Escola do futuro pode ser construída por impressora em menos de uma semana

Redação Notícias
·2 minuto de leitura
(Foto: Thinking Huts)
(Foto: Thinking Huts)

Nem bem começamos 2021 e já temos uma boa notícia na área de educação.

Até o final do ano, a primeira escola feita por impressora 3D no mundo estará disponível para os alunos de uma comunidade de Madagascar.

Com uma boa velocidade na construção e um modelo altamente replicável, essa pode ser uma alternativa para locais que enfrentam falta de unidades educacionais.

O arquiteto Amir Mortazavi, envolvido no projeto, disse que a tecnologia utilizada no campus da Universidade de Fianarantsoa permite construir escolas em menos de uma semana, incluindo as fundações e as partes de elétrica e hidráulica.

O projeto foi concebido pela ONG Thinking Huts, que tem o objetivo de aumentar o acesso global à educação por meio da impressão 3D.

Leia também:

O projeto piloto da escola é baseado num favo de mel em que cada nó poligonal é um cômodo aberto, com banheiros pequenos, janelas, um espaço de closet e duas entradas largas, além da ventilação reforçada. E tudo isso feito com tecidos típicos de Madagascar e com materiais locais, fortalecendo o laço da escola com a região.

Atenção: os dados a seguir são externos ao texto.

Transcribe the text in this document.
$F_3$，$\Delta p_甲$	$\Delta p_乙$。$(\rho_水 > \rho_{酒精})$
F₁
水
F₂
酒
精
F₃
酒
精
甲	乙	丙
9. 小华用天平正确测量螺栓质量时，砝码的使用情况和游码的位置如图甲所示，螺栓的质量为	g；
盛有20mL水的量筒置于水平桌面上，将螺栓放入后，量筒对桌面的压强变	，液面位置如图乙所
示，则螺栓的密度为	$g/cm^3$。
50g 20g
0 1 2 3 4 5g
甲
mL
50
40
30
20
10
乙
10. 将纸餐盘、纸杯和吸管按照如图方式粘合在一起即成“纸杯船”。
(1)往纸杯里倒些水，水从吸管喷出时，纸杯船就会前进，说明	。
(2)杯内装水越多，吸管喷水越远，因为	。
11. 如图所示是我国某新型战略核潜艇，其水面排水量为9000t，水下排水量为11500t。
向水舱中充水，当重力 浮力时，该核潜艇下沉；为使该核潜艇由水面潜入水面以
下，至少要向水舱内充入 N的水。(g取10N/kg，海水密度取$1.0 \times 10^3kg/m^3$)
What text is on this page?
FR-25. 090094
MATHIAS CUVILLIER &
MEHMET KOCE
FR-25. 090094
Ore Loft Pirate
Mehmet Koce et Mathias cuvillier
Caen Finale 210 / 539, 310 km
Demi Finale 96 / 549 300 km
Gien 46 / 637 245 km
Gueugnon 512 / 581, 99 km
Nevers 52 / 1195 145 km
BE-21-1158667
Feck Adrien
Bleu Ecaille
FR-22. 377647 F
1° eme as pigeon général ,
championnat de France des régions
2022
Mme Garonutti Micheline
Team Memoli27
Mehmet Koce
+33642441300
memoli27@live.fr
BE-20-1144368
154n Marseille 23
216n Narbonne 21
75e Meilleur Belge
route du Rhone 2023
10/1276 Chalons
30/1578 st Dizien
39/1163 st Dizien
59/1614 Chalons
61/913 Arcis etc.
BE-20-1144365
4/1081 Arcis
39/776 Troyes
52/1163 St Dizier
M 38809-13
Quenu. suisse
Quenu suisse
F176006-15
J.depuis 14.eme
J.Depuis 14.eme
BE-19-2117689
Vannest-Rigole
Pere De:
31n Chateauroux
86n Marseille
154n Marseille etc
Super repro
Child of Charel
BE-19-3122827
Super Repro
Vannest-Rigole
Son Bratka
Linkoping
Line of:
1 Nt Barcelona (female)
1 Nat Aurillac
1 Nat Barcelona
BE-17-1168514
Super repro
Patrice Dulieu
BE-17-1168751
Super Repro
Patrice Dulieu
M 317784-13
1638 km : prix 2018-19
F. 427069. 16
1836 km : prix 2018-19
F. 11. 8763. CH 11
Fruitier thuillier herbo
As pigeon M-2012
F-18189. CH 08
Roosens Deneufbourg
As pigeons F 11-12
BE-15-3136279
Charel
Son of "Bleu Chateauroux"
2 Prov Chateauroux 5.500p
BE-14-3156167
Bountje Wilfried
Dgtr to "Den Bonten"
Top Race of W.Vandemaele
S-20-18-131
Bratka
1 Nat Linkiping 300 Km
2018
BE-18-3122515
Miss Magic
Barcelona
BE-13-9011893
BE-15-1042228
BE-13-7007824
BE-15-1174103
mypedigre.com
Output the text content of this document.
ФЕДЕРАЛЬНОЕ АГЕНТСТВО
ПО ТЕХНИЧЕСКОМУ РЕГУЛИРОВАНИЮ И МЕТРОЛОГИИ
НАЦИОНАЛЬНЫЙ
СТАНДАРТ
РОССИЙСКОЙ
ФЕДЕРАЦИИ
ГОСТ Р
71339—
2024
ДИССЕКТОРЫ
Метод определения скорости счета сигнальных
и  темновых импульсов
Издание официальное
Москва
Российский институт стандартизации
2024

Esses favos, explica o arquiteto, podem ser combinados para formar grupos ou simplesmente ficarem separados. Assim, cada unidade seria uma sala de aula com disciplinas distintas ou com faixas etárias diferentes, além de alojamentos para professores e para os próprios estudantes.

Construção

A escola será construída por uma máquina que canaliza camadas suaves de material semelhante ao concreto, formando a estrututa com janelas, portas etc. Segundo o estúdio Mortazavi, a impressão 3D será mais barata do que a obra convencional, além de ter a vantagem de ser facilmente utilizada em locais de difícil acesso e também de ter um treinamento operacional mais fácil.

Mortazavi disse que o estúdio pode deixar a impressora 3D com os responsáveis em Madagascar. “Assim, eles podem imprimir escolas em todo o país conforme necessário”, falou.

“Podemos usar isso como um estudo de caso. Então podemos ir para outros países e treinar os tecnólogos locais para usar a impressora 3D e começar uma organização sem fins lucrativos lá para poder construir escolas”, finaliza o arquiteto.